From 2006 to 2014, James and Lesa Chaney owned and operated Ace Clinique of Medicine, in Hazard. The trial evidence established that Dr. Chaney pre-signed prescriptions for controlled substances, to be filled out by clinic staff while he was vacationing or otherwise not present at the clinic, and that Dr. Chaney knowingly provided prescriptions for controlled substances to individuals who were diverting the pills for sale and to individuals who were abusing the drugs. Dr. Chaney also required all of his patients to undergo monthly urine drug screening to test for the presence of the drugs he prescribed, as well as illegal narcotics. When the results showed the patients were not taking the prescribed pills, or were taking illegal narcotics, Dr. Chaney directed his staff to alter the test results to falsely indicate an appropriate result. These fraudulent test results were then submitted to Medicare, Medicaid and private insurers for payment.

The evidence at trial also showed that patients would frequently wait eight hours or longer, each month, to be seen by a health care provider at Ace Clinique. The examinations would then typically be of short duration and the patient would receive a prescription for controlled substances. The Chaneys would nonetheless bill for an office visit that falsely indicated a thorough physical examination had occurred. The evidence further showed that the Chaneys billed Medicare for work Dr. Chaney allegedly did while he was vacationing outside the United States.

The Chaneys billed Medicare and Medicaid nearly $88,000,000 during the period of the conspiracy, and received more than $21,000,000. The court ruled at the sentencing hearing that 60% of those payments resulted from the Chaney's fraud, and they will be ordered to pay restitution back to Medicare and Medicaid, in an amount equal to what they fraudulently obtained.

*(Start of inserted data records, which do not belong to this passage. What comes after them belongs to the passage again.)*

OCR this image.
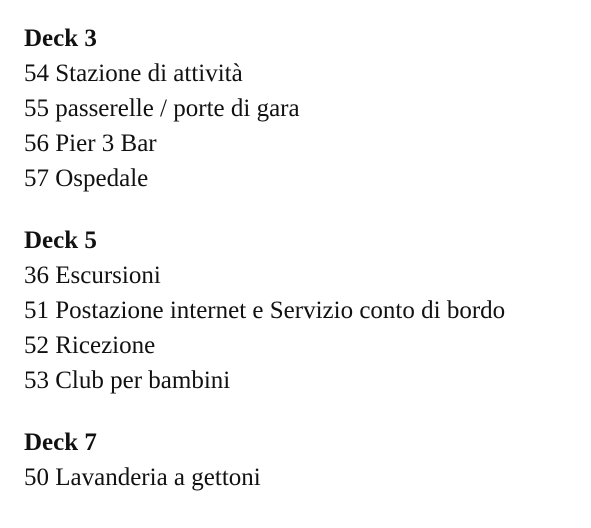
Deck 3
54 Stazione di attività
55 passerelle / porte di gara
56 Pier 3 Bar
57 Ospedale
Deck 5
36 Escursioni
51 Postazione internet e Servizio conto di bordo
52 Ricezione
53 Club per bambini
Deck 7
50 Lavanderia a gettoni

Under federal law, the Chaneys must serve 85% of their prison sentences and will be under the supervision of the U.S. Probation Office for three years after their release from prison.

Acting United States Attorney Shier; Amy S. Hess, Special Agent in Charge of the FBI's Louisville Field Office; and Richard Sanders, Commissioner of the Kentucky State Police, jointly announced the sentences.